Menurut Sudir, kalau melihat sejarah ke belakang terkait UU Desa, seharusnya pemerintah (Presiden) lebih bijak dalam membuat Perpu atau UU. Diakui atau tidak pemerintah yang kini berkuasa, dulu juga sempat mengklaim/mengakui sebagai motor dan pelopor lahirnya UUDesa di DPR RI. Bahkan dalam pemilu pilpres 2014, sempat menabur beberapa janji manis.
“Diantaranya yaitu mengangkat Perangkat Desa seluruh Indonesia menjadi Pegawai Negeri Sipil berikut gaji yang menyesuaikan,” ujar Sudir lagi.
Meskipun sebagian janji manis tersebut sampai sekarang hanya berupa mimpi, setidaknya program DD (dana desa) sudah menjadi bukti yang sedikit melegakan. Namun jika tiba-tiba saja, program dana desa terancam dicabut, tentu menjadi hal yang sangat menyakitkan. Apalagi alasannya terkait wabah corona. Padahal selama awal wabah corona berlangsung, pemerintah desa di seluruh Indonesia sudah taat dengan skema dari pemerintah pusat.
Skema tersebut yaitu berupa permendesa (peraturan pemerintah desa). Yaitu pemakaian 25-35% dari anggaran DD tersebut untuk penanganan covid-19. Wujud nyatanya sebagian dialokasikan berupa BLT (bantuan langsung tunai) kepada warga desa terdampak covid-19. Bahkan jikalau wabah corona berlangsung hingga sampai kiamat sekalipun, pemdes seluruh Indonesia pasti akan taat seandainya DD tersebut dianggarkan 100% untuk penanganan corona.
Jadi jika sekarang pemerintah harus membuat UU baru, seharusnya benar-benar mementingkan azas keadilan bagi rakyat Indonesia. Terutama bagi pembangunan desa.
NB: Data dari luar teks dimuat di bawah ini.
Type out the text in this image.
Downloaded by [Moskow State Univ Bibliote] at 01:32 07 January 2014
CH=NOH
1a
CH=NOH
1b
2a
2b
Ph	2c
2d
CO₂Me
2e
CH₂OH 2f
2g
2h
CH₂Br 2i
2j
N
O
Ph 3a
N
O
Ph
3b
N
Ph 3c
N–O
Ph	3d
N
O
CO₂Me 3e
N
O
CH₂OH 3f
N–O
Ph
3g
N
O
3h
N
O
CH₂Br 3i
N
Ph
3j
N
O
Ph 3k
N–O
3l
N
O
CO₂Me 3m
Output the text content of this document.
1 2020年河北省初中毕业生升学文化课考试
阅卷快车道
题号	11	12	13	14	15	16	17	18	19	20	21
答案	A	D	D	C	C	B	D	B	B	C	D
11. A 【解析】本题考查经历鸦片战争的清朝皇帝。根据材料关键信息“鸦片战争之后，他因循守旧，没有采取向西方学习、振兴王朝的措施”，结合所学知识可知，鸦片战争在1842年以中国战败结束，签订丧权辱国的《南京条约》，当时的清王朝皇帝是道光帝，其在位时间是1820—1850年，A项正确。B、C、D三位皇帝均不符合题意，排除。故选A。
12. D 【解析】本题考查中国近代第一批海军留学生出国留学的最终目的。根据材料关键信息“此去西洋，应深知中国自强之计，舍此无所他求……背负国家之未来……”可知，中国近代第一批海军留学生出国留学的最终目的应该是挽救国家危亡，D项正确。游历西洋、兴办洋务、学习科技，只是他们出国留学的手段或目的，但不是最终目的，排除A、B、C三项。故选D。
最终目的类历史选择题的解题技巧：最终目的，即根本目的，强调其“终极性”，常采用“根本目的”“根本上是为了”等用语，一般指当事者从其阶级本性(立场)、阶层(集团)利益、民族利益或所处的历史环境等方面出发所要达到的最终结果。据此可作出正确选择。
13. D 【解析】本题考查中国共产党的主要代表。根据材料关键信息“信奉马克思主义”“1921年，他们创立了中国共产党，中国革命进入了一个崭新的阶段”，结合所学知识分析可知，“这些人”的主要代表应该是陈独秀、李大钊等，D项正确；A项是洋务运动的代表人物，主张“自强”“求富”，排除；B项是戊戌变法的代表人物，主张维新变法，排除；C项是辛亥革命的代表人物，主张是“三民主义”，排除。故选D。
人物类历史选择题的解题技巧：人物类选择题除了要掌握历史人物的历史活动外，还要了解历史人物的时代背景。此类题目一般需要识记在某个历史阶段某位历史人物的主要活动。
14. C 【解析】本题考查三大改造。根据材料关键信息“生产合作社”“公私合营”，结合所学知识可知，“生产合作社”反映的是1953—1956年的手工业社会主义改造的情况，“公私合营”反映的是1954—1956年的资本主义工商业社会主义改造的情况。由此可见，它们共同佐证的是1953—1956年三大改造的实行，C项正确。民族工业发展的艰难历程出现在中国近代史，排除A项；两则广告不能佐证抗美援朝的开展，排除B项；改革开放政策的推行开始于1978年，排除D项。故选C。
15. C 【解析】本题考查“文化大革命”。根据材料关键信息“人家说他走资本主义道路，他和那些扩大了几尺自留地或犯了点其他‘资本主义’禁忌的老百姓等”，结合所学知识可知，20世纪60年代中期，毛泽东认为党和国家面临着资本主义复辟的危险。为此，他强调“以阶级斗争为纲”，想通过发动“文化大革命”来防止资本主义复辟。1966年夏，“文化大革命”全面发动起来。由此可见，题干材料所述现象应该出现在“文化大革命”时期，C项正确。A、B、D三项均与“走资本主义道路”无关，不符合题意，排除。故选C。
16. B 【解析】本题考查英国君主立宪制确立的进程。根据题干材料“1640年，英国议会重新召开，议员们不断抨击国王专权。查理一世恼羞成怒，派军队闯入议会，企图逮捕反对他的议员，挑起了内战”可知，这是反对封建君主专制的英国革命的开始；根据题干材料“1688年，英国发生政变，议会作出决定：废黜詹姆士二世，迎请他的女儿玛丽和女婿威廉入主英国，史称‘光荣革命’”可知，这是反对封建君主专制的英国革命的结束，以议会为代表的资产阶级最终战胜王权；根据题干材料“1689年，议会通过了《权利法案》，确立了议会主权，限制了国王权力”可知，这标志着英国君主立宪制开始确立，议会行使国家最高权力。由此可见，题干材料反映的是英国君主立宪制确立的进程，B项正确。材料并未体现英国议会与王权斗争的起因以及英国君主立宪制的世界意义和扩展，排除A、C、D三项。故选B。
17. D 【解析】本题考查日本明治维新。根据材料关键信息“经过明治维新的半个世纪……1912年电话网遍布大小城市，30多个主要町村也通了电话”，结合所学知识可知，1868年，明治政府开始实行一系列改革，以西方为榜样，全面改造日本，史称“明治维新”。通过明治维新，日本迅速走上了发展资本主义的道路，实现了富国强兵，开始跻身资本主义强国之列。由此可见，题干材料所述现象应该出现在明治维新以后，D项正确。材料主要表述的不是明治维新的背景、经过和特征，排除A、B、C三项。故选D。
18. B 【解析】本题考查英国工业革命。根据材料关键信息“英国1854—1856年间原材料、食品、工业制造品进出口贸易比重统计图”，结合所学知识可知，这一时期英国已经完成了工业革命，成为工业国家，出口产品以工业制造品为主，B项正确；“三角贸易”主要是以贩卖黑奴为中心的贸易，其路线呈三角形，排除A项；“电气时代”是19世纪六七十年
Apalagi data menunjukkan sampai saat ini, rakyat desa lebih banyak dibanding kota (70%).
Kabar berlakunya UU terbaru di atas, tentu merupakan kabar darurat bagi seluruh desa di Nusantara. Bahkan bisa disebut sebagai kabar duka. Dan sangat layak jika diapresiasi oleh seluruh pemerintah desa dengan pengibaran bendera setengah tiang.
“Celakanya lagi, sampai sekarang masih banyak pemdes yang belum mengetahui tentang berlakunya UU No. 2 Tahun 2020 tersebut. Mereka tentu akan kecewa berat, jika angan-angan pembangunan di tahun berikutnya tiba-tiba gagal karena lahirnya balak UU baru itu,” paparnya.